Etienne Dumont

CRITIQUE D'ART

Né en 1948, Etienne Dumont a fait à Genève des études qui lui ont été peu utiles. Latin, grec, droit. Juriste raté, il a bifurqué vers le journalisme. Le plus souvent aux rubriques culturelles, il a travaillé de mars 1974 à mai 2013 à la "Tribune de Genève", en commençant par parler de cinéma. Sont ensuite venus les beaux-arts et les livres. A part ça, comme vous pouvez le voir, rien à signaler.

Le Cimabue découvert dans une cuisine s'est vendu plus de 24 millions d'euros à Senlis

Le fragment de polyptyque a été acquis par un privé.

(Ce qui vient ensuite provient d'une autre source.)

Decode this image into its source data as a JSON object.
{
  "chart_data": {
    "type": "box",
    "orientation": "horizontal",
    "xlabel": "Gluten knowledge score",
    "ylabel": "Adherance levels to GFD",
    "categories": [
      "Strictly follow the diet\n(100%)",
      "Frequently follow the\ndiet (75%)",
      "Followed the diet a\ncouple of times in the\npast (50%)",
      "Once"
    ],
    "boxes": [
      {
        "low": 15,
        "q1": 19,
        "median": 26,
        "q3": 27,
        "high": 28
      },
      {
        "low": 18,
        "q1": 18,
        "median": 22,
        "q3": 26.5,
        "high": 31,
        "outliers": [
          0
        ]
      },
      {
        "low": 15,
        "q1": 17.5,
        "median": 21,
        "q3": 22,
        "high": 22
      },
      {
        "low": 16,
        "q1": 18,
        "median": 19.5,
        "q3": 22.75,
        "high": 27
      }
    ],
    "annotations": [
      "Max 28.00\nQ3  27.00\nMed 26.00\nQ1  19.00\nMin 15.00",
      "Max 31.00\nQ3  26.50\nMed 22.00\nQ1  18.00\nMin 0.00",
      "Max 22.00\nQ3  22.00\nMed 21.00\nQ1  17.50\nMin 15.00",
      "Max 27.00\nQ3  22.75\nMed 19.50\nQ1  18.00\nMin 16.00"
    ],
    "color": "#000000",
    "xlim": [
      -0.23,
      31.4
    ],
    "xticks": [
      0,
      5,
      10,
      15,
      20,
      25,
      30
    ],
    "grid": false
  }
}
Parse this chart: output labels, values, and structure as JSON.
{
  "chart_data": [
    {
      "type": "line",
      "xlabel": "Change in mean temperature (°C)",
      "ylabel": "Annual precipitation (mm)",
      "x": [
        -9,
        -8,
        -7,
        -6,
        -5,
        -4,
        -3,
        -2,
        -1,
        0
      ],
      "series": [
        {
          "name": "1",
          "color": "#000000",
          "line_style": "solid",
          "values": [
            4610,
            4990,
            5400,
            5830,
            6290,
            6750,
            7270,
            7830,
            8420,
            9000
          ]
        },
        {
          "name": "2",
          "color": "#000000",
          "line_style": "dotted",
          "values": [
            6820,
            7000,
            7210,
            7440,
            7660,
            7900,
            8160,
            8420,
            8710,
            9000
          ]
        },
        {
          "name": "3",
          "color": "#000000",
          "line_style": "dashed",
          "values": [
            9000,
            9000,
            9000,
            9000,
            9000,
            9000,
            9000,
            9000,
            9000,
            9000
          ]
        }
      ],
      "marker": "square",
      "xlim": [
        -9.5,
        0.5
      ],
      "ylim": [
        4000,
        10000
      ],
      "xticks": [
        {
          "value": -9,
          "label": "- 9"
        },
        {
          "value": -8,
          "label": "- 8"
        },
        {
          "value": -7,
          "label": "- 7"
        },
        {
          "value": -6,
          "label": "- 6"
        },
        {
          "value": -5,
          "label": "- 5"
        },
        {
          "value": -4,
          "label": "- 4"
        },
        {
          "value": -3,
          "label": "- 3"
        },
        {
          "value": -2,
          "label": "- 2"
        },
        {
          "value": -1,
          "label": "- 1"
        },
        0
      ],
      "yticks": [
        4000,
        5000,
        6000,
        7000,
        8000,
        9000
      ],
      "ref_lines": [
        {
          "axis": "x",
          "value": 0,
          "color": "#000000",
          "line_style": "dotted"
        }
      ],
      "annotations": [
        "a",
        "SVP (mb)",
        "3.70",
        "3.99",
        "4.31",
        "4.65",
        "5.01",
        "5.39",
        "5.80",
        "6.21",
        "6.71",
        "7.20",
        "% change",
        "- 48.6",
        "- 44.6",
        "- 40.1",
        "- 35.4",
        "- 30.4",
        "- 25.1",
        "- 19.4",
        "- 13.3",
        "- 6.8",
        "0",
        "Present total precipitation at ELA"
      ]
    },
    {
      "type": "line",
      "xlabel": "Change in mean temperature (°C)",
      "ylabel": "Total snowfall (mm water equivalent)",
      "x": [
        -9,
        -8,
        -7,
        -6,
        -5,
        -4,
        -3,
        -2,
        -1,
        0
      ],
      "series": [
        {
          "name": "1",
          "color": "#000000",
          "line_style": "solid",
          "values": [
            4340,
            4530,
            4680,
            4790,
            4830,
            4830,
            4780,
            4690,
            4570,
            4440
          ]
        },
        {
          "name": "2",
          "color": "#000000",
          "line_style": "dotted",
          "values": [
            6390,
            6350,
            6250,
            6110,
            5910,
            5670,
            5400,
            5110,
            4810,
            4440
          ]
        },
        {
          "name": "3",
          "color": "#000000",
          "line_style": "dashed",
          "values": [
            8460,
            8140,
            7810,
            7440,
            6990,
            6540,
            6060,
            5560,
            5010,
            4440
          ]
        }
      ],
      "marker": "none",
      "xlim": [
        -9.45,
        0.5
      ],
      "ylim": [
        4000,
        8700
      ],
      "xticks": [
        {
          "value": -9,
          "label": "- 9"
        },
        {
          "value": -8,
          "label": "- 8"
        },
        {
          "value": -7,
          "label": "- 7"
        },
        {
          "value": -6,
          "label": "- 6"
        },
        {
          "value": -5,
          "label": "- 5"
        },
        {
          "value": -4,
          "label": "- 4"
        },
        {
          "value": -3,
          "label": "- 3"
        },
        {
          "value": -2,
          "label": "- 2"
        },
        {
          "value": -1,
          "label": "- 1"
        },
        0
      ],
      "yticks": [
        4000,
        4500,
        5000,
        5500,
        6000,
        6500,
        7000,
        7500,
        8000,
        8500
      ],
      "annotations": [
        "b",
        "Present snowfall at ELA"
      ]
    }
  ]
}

Il y avait huit candidats passionnés. Le tableau du XIIIe siècle a aussi intéressé les collectionneurs d'art contemporain

Le tableau, qui va sans doute passer chez un restaurateur,

Crédits: Actéon Enchères

Bon Dieu que c'est cher! Je vous ai récemment raconté l'histoire du petit panneau retrouvé par un commissaire priseur et authentifié grâce aux efforts du cabinet Eric Turquin de Paris. Sa propriétaire, une dame âgée, pensait que ce tableau très sale était une banale icône. Elle l'avait donc laissé dans sa cuisine, près de Compiègne. Les recherches ont démontré qu'il s'agissait là d'un fragment de polyptyque dû à Cimabue, le légendaire fondateur de l'école florentine à la fin du XIIIe siècle. Deux autres éléments de cette œuvre découpée en morceaux à une date inconnue sont connus à la Frick Collection de New York et à la National Gallery de Londres.

Eh bien la vente a eu lieu à Senlis comme prévu! Le tableau n'a pas été interdit de sortie, mais il n'a pas encore obtenu son autorisation non plus. Le Cimabue reste en attente. Il y avait pourtant des velléités d'achat pour le Louvre, qui possède le plus beau retable du maître, livré à une église de Pise vers 1285. Un gigantesque morceau de bien trois mètres de haut, ce qui fait beaucoup par rapport aux 24,6 centimètres de «La dérision du Christ». En bon état, de plus! «Modestement» estimé entre 4 et 6 millions d'euros, le tableau en a obtenu au final 24 180 000 chez Actéon. J'aimerais bien voir la tête de son ex-propriétaire. Seuls sept tableaux anciens ont rapporté davantage aux enchères.

Public nourri 

Pour ce qui est de l'acquéreur, la maison d'enchères ne précise rien. Abu Dhabi? Les Qataris en dépit du sujet? Le Getty? Non. On sait juste qu'il s'agit d'un inconnu richissime. D'aucun murmurent qu'il s'agit du couple chilien possédant la Collection Alana, aujourd'hui exposée en partie au Musée Jacquemart-André de Paris. Il y avait huit clients potentiels pour se battre à Senlis, devant un public estimé à 500 personnes. Parmi les gens intéressés, le Cabinet Turquin dit avoir reçu des demandes sérieuses de collectionneurs spécialisés dans l'art contemporain. «C'est là un phénomène complètement inédit pour nous.»